The AR app, now available for Apple and Android devices, places users on the surface of the moon, letting them virtually escape their own surrondings and moonwalk the way Aldrin and Armstrong would have—to witness the craters dotting the landscape around them, to jump up and down in a state of altered gravity, to gaze out at the darkening sky—with information about the landing integrated into the app’s design.
"It makes the landing more interactive, and it allows people to bring the Apollo program into their own experience." says Teasel Muir-Harmony, a curator at the National Air and Space Museum. The app’s developers used 3-D scans of Neil Armstrong’s space suit and of the Lunar Command Module, which placed the astronauts on the moon, in order to authentically replicate the feeling and the scale of the landing. In addition to walking on the moon, the app allows users to simulate the mission takeoff and charts the Apollo’s path through the moon’s airspace. Two games, “The Moon Shot Challenge” and the “Lunar Landing Challenge,” tests users’ ability to guide a safe landing through a lunar terrain dotted with boulders and craters.

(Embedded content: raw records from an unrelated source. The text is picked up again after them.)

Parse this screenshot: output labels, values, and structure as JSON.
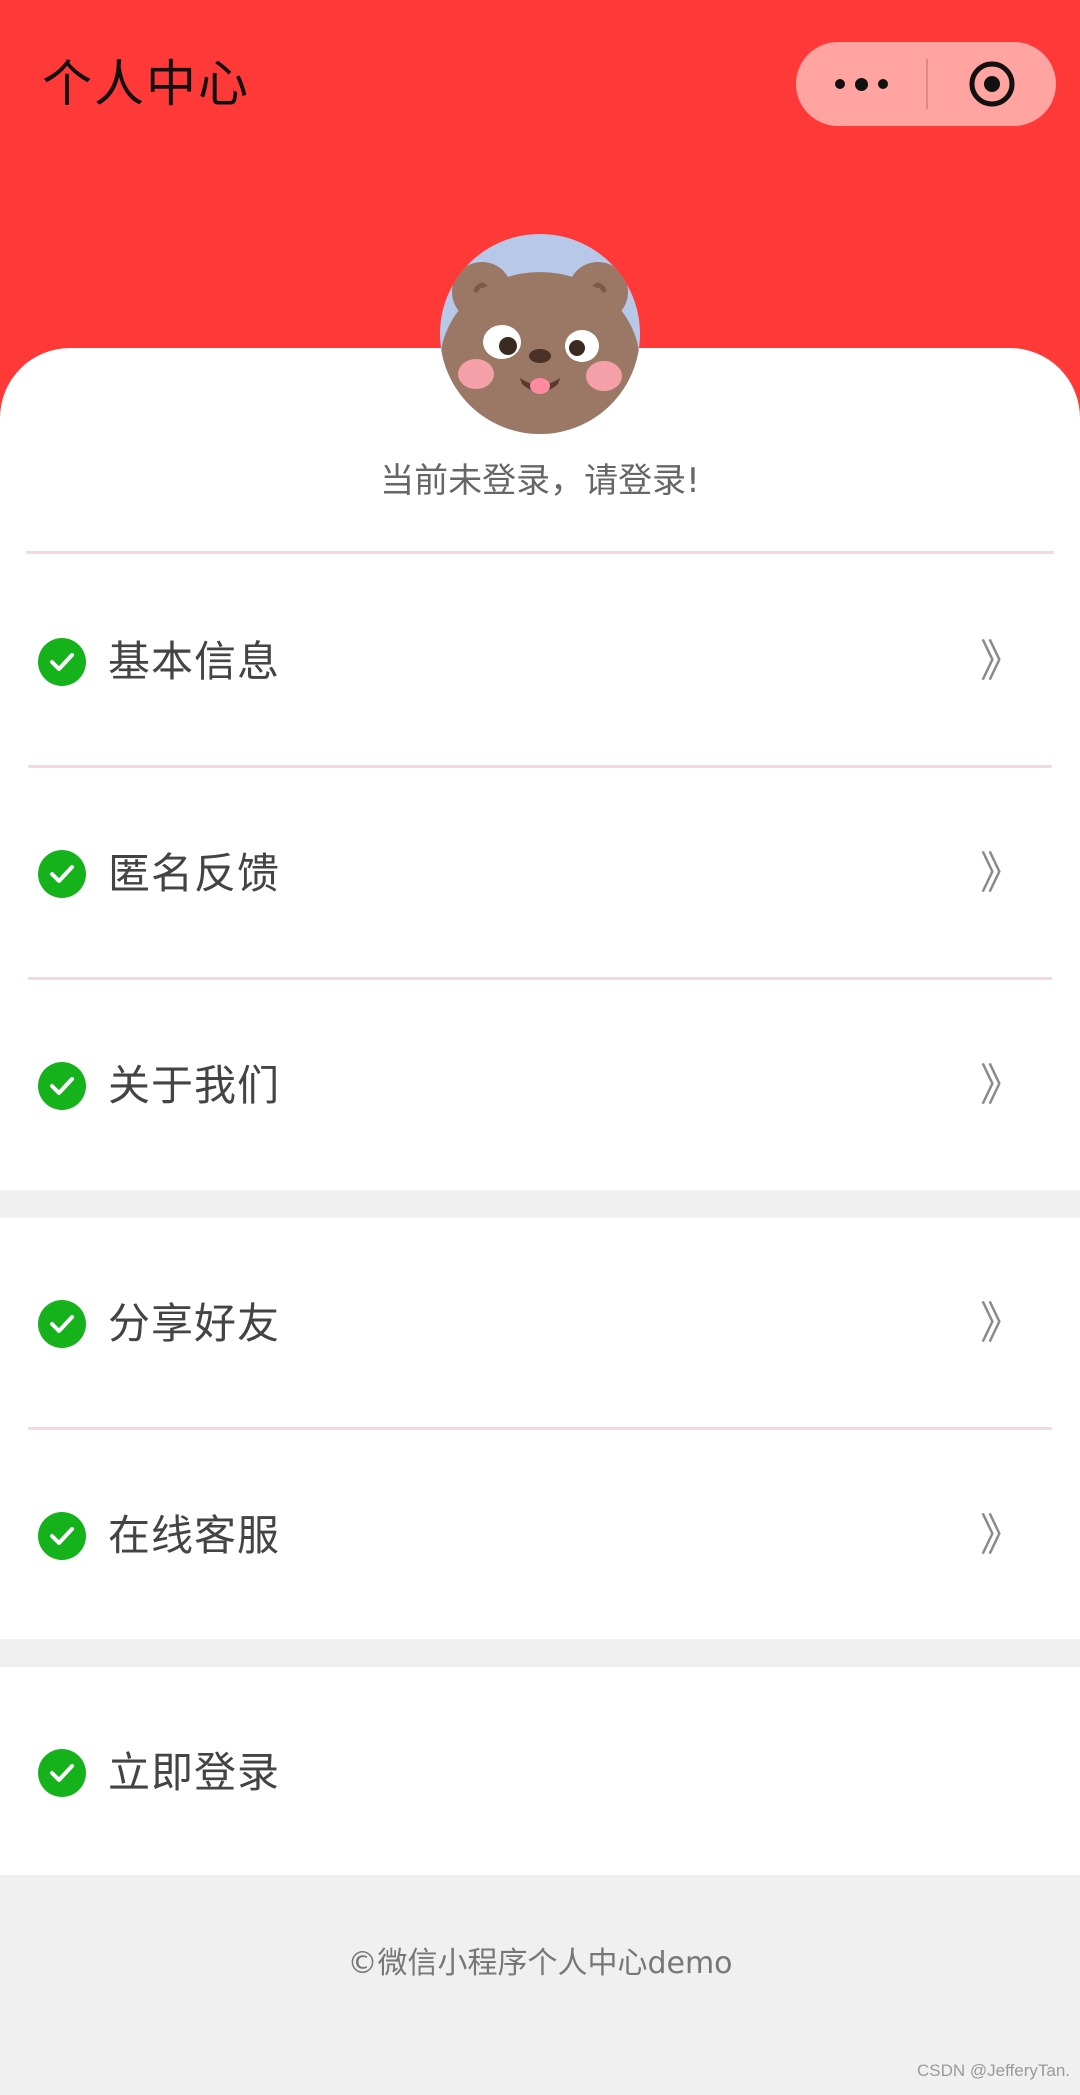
{
  "header": {
    "title": "个人中心",
    "background_color": "#ff3838",
    "capsule": {
      "more_icon": "more-dots-icon",
      "close_icon": "target-circle-icon",
      "background_color": "#ffa4a0"
    }
  },
  "profile": {
    "avatar_icon": "bear-avatar-icon",
    "login_hint": "当前未登录，请登录!"
  },
  "menu": {
    "items": [
      {
        "label": "基本信息",
        "icon": "check-circle-icon",
        "arrow": "》"
      },
      {
        "label": "匿名反馈",
        "icon": "check-circle-icon",
        "arrow": "》"
      },
      {
        "label": "关于我们",
        "icon": "check-circle-icon",
        "arrow": "》"
      },
      {
        "label": "分享好友",
        "icon": "check-circle-icon",
        "arrow": "》"
      },
      {
        "label": "在线客服",
        "icon": "check-circle-icon",
        "arrow": "》"
      },
      {
        "label": "立即登录",
        "icon": "check-circle-icon"
      }
    ],
    "check_color": "#16b21c"
  },
  "footer": {
    "copyright": "©微信小程序个人中心demo"
  },
  "watermark": {
    "text": "CSDN @JefferyTan."
  }
}
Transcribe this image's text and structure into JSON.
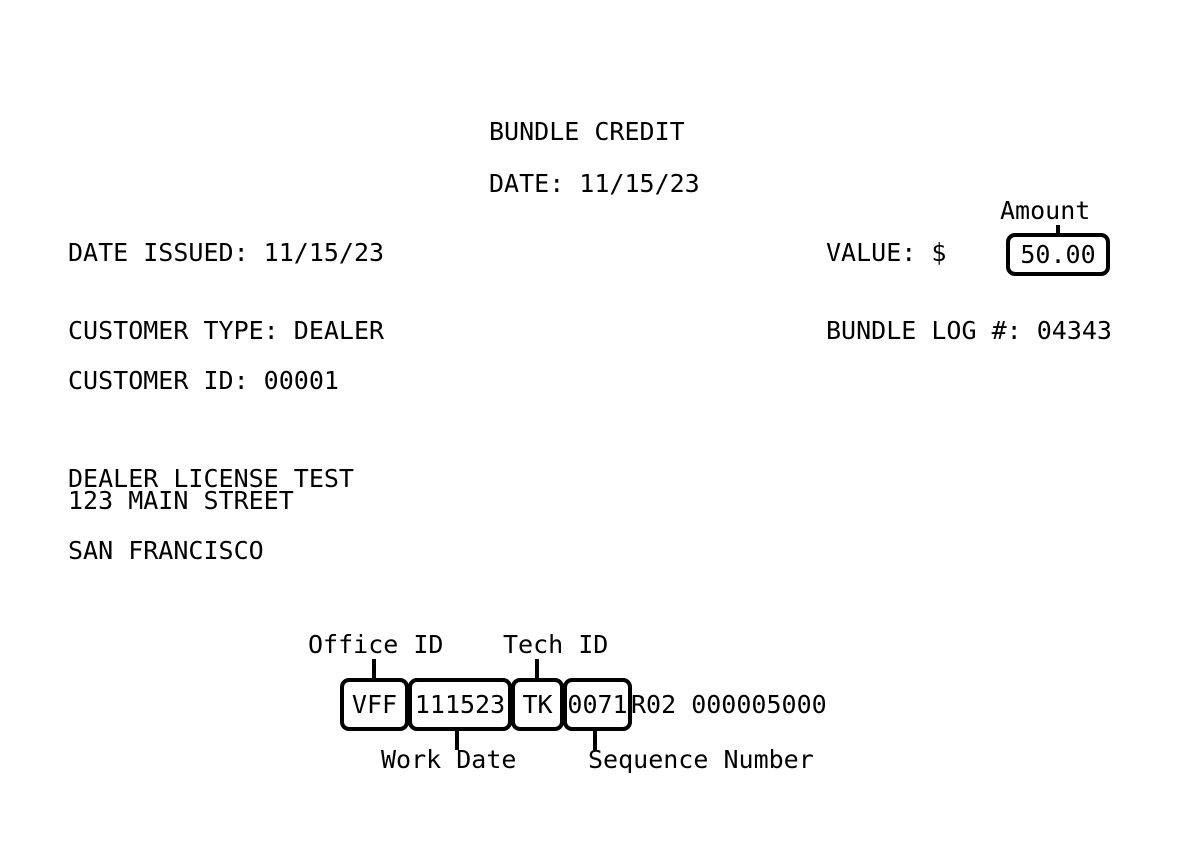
{
  "header": {
    "title": "BUNDLE CREDIT",
    "date_line": "DATE: 11/15/23"
  },
  "fields": {
    "date_issued": "DATE ISSUED: 11/15/23",
    "customer_type": "CUSTOMER TYPE: DEALER",
    "customer_id": "CUSTOMER ID: 00001",
    "value": "VALUE: $",
    "bundle_log": "BUNDLE LOG #: 04343"
  },
  "amount": {
    "label": "Amount",
    "value": "50.00"
  },
  "address": {
    "name_and_street": "DEALER LICENSE TEST\n123 MAIN STREET",
    "city": "SAN FRANCISCO"
  },
  "code": {
    "office_id": "VFF",
    "work_date": "111523",
    "tech_id": "TK",
    "sequence_number": "0071",
    "tail": "R02 000005000",
    "annotations": {
      "office_id": "Office ID",
      "tech_id": "Tech ID",
      "work_date": "Work Date",
      "sequence_number": "Sequence Number"
    }
  },
  "colors": {
    "ink": "#000000",
    "paper": "#ffffff"
  }
}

The Smithsonian Channel is launching the app in conjunction with its six-part "Apollo's Moon Shot" series, which premiered earlier this month with new episodes airing in the weeks to come. The series, which features Muir-Harmony as an expert, narrates the story of the Apollo 11 landing through artifacts in the Smithsonian collection along with rare archival footage and audio tapes.
Muir Harmony consulted on the television series, and the app it spawned, with the goal of highlighting a side of the moon landing that much of the public hasn't encountered. "We often focus on the astronauts, but over 400,000 people worked on the program," she says.
Under tight deadlines, teams of NASA scientists needed to map out ways to make day-to-day life transferrable into space. A group of engineers, for instance, cobbled together personal items like zero-gravity sleeping bags for the astronauts, and they developed exercise equipment—later dubbed the Exergenie (a "rope friction device")—that let astronauts work out even in a weightless environment.
"One of the things that people don't always realize is how many details were involved in a program like that, how many new technologies had to be developed, and how many people had to work together to make it all possible," said Muir-Harmony.
The point of the app is to bring these forgotten shades of the Apollo landing to people who aren't easily able to visit the Air and Space Museum.
"The series and the app do a wonderful job of exposing people to the complexities of that program," said Muir-Harmony. "It’s exciting for us to be able use augmented reality to give people more access to the artifacts in our national collections.